Dokumen masterplan ini merupakan dokumen
acuan nasional yang disusun dalam bentuk tahapan
sehingga diharapkan dapat dipahami secara
mudah. Dokumen utama dalam masterplan ini
tidak menjelaskan penjelasan teknis yang detail.
Penjelasan teknis lainnya yang mendukung dokumen
masterplan ini seperti prosedur operasional standar
atau standard operational procedure (SOP), pedoman
teknis, dan dokumen pendukung lainnya dimasukkan
ke dalam dalam dokumen ini sebagai lampiran.
1.2 Sasaran
Masterplan Nasional Pemberantasan rabies di
negara kita disusun dengan sasaran mencapai status
negara kita bebas rabies pada tahun 2030 melalui
Program Pemberantasan Rabies Bertahap Seluruh
negara kita (Prestasnegara kita ).
Penetapan sasaran ini didasarkan atas terpenuhinya
seluruh indikator pencapaian yang terverifikasi
dengan memperhatikan asumsi dan pra kondisi yang
menjadi landasan penilaian kemajuan perkembangan
program pemberantasan.
1.3 Tujuan
Masterplan rabies dapat menjadi referensi nasional
dalam pengembangan program pemberantasan
rabies di masing-masing daerah dan sebagai materi
advokasi kepada pemerintah daerah masing-
masing dalam upaya pengembangan program
pemberantasan. Sehingga secara umum tujuan
disusunnya masterplan ini yaitu :
1. Mempertahankan daerah bebas rabies di
negara kita
2. Menurunkan kasus pada anjing dan korban
pada manusia di daerah endemik
3. Memberantas rabies secara bertahap
1.4 Asumsi dan Pra
Kondisi
Keberhasilan pemberantasan rabies bergantung
pada tata pemerintahan veteriner yang baik (good
veterinary governance), kerjasama lintas sektoral,
kesiapan sumberdaya manusia, fasilitas sarana,
material dan infrastruktur dari pusat sampai daerah.
Asumsi dan pra kondisi keberhasilan pemberantasan
rabies:
1. Komitmen dan pendanaan dari pemerintah
pusat dan pemerintah daerah jangka panjang
2. Pelaksanaan tatalaksana kasus gigitan
terpadu (Takgit)
3. Vaksinasi pada anjing memakai vaksin
yang berkualitas dengan cakupan minimal
70% di semua daerah tertular, terutama
dengan risiko tinggi
4. Sumber daya, logistik, dan infrastruktur yang
memadai, terutama kebutuhan vaksin, baik
untuk hewan maupun untuk manusia
5. Program pemberantasan rabies harus
menjangkau daerah terpencil, terutama
daerah dengan risiko tinggi dan daerah
terancam
6. Komunikasi, Informasi, Edukasi (KIE)
dilakukan secara progresif dan terus-
menerus
7. Keterlibatan warga , pihak swasta, dan
pemangku kepentingan lainnya di dalam
program
8. Pembuktian konsep: dimulai dengan
implementasi di daerah percontohan dan
diperluas di wilayah lain
9. Pelaksana program memiliki kapasitas yang
kompeten dan bermotivasi tinggi
10. Pelaksanaan penilaian performa di semua
tingkat pemerintahan
Cara memakai
Dokumen Ini
Dokumen ini terdiri dari 5 Bab.
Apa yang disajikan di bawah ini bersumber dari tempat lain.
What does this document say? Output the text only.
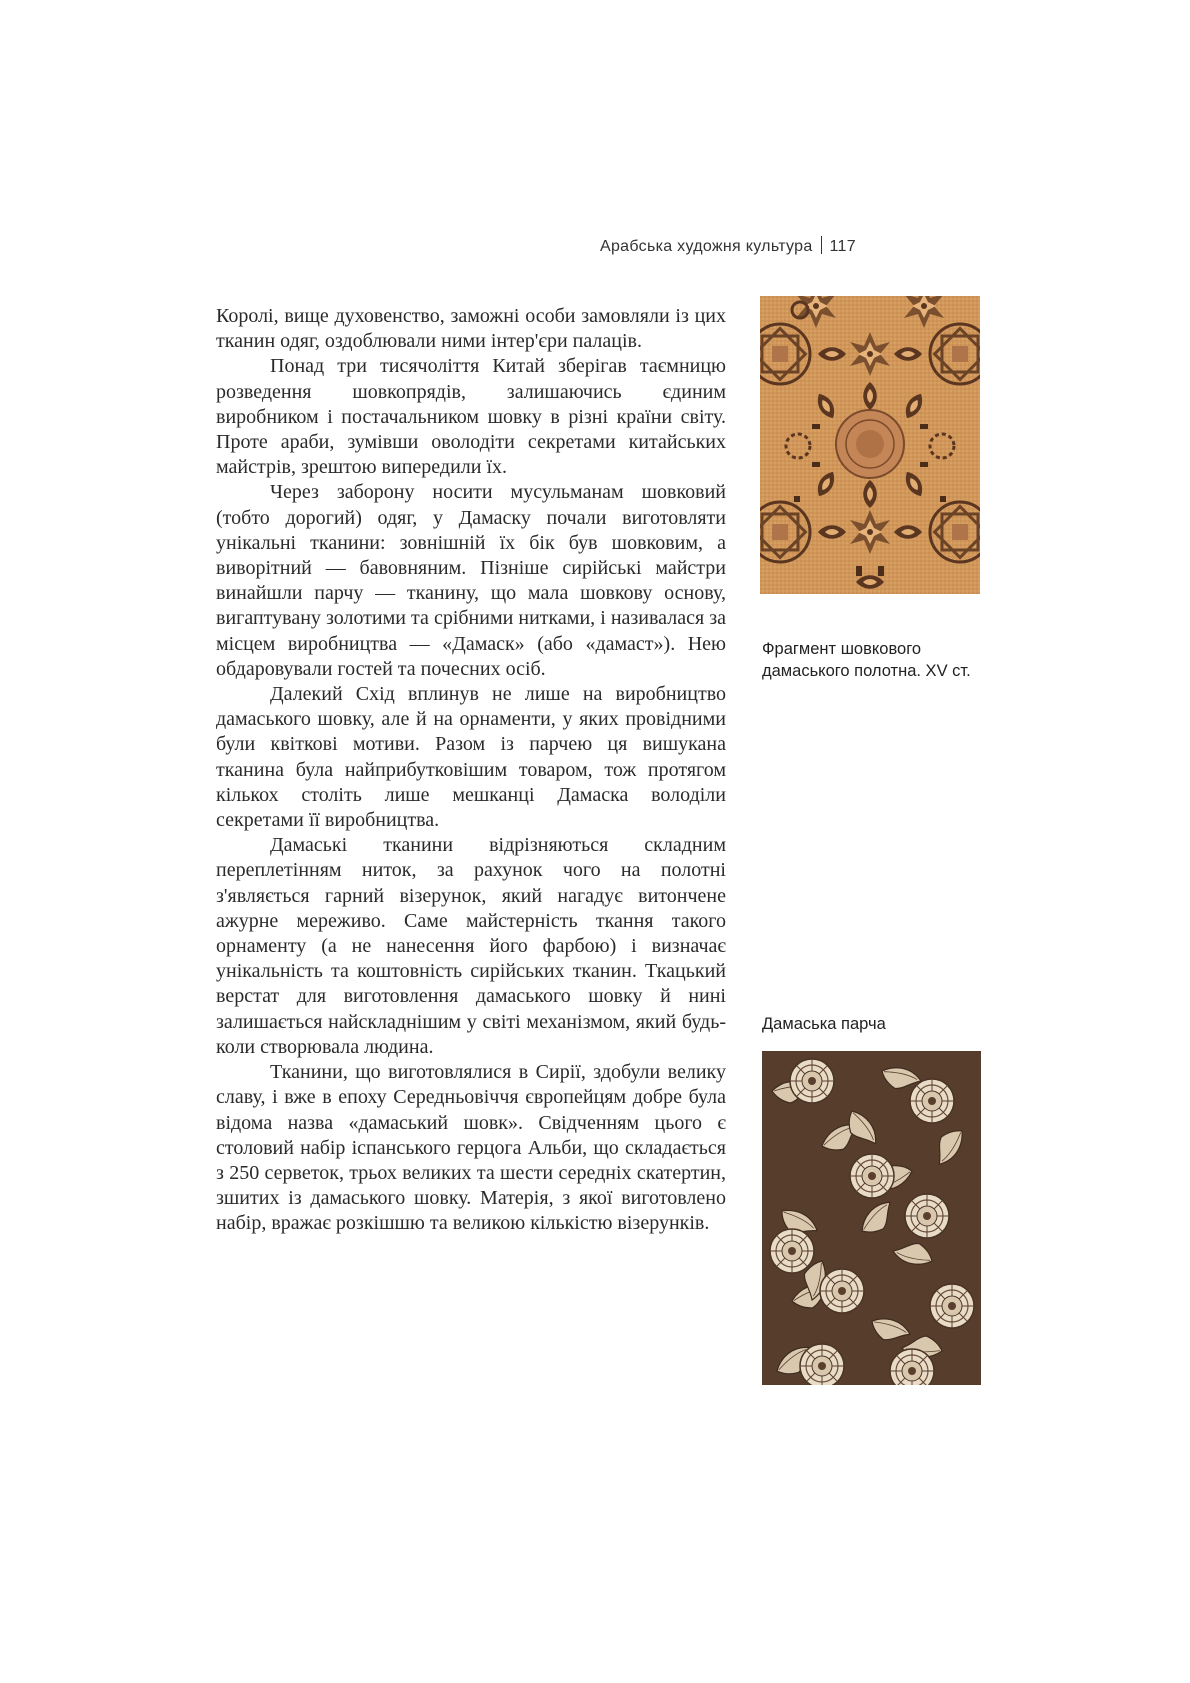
Арабська художня культура 117

Королі, вище духовенство, заможні особи замовляли із цих тканин одяг, оздоблювали ними інтер'єри палаців.

Понад три тисячоліття Китай зберігав таємницю розведення шовкопрядів, залишаючись єдиним виробником і постачальником шовку в різні країни світу. Проте араби, зумівши оволодіти секретами китайських майстрів, зрештою випередили їх.

Через заборону носити мусульманам шовковий (тобто дорогий) одяг, у Дамаску почали виготовляти унікальні тканини: зовнішній їх бік був шовковим, а виворітний — бавовняним. Пізніше сирійські майстри винайшли парчу — тканину, що мала шовкову основу, вигаптувану золотими та срібними нитками, і називалася за місцем виробництва — «Дамаск» (або «дамаст»). Нею обдаровували гостей та почесних осіб.

Далекий Схід вплинув не лише на виробництво дамаського шовку, але й на орнаменти, у яких провідними були квіткові мотиви. Разом із парчею ця вишукана тканина була найприбутковішим товаром, тож протягом кількох століть лише мешканці Дамаска володіли секретами її виробництва.

Дамаські тканини відрізняються складним переплетінням ниток, за рахунок чого на полотні з'являється гарний візерунок, який нагадує витончене ажурне мереживо. Саме майстерність ткання такого орнаменту (а не нанесення його фарбою) і визначає унікальність та коштовність сирійських тканин. Ткацький верстат для виготовлення дамаського шовку й нині залишається найскладнішим у світі механізмом, який будь-коли створювала людина.

Тканини, що виготовлялися в Сирії, здобули велику славу, і вже в епоху Середньовіччя європейцям добре була відома назва «дамаський шовк». Свідченням цього є столовий набір іспанського герцога Альби, що складається з 250 серветок, трьох великих та шести середніх скатертин, зшитих із дамаського шовку. Матерія, з якої виготовлено набір, вражає розкішшю та великою кількістю візерунків.

Фрагмент шовкового дамаського полотна. XV ст.
Дамаська парча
Setiap Bab
yaitu bagian yang saling berkaitan. Setiap Bab
disarankan untuk dibaca menyeluruh sehingga
tidak dipahami secara parsial. Dokumen ini
merepresentasikan rencana utama Kementerian
Pertanian dalam upaya melakukan pemberantasan
rabies. Masterplan ini sebaiknya dijadikan acuan
induk oleh daerah di seluruh negara kita khususnya
dalam pembuatan program di masing-masing
daerah dengan karakteristiknya masing-masing.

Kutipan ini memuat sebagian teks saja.